Erfolgreicher DTP-David attackiert angeschlagenen Goliath

Machtkampf: Quark plant die Übernahme von Adobe

04.09.1998

In einem offenen Brief fordert Quark-Chef Fred Ebrahimi den Adobe-Präsidenten Charles Geschke und Chief Executive Officer (CEO) John Warnock zu dringenden Verhandlungen auf, um die Zusammenführung beider Unternehmen zu einem Konzern anzugehen. Neben Pagemaker verkauft Adobe noch Grafikpakete wie "Photoshop" und "Illustrator".
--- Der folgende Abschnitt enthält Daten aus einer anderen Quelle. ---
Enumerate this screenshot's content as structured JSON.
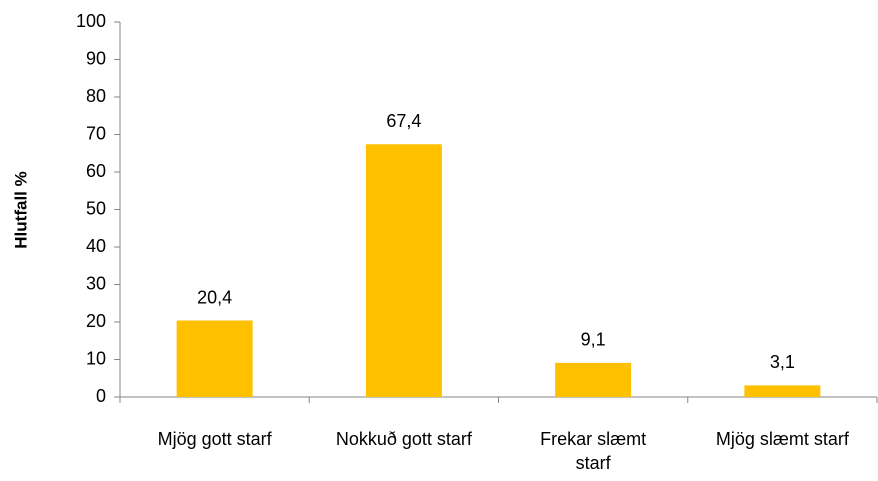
{
  "chart_data": {
    "type": "bar",
    "y_label": "Hlutfall %",
    "categories": [
      "Mjög gott starf",
      "Nokkuð gott starf",
      "Frekar slæmt starf",
      "Mjög slæmt starf"
    ],
    "values": [
      20.4,
      67.4,
      9.1,
      3.1
    ],
    "value_labels": [
      "20,4",
      "67,4",
      "9,1",
      "3,1"
    ],
    "color": "#ffc000",
    "ylim": [
      0,
      100
    ],
    "yticks": [
      0,
      10,
      20,
      30,
      40,
      50,
      60,
      70,
      80,
      90,
      100
    ],
    "grid": false
  }
}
Eine Fusion beider Anbieter sei nach den Worten des Quark-CEO "eine einmalige Chance". Nach einem "positiven" Abschluß des Mergers sei es allerdings dringend erforderlich, so Ebrahimi weiter, die DTP-Produkte Pagemaker sowie "K-2" (Nachfolger von Pagemaker, Anm. d. Red.) von Adobe abzustoßen. Darüber hinaus sollte der Verkauf der Text- und Dokumentenverarbeitung "Framemaker" erwogen werden. Falls der Softwerker aus San Jose, Kalifornien, nicht auf das Verhandlungsangebot eingehe, werde Quark sämtliche oder zumindest einen signifikanten Teil der Adobe-Aktien kaufen, schließt Ebrahimi sein Schreiben.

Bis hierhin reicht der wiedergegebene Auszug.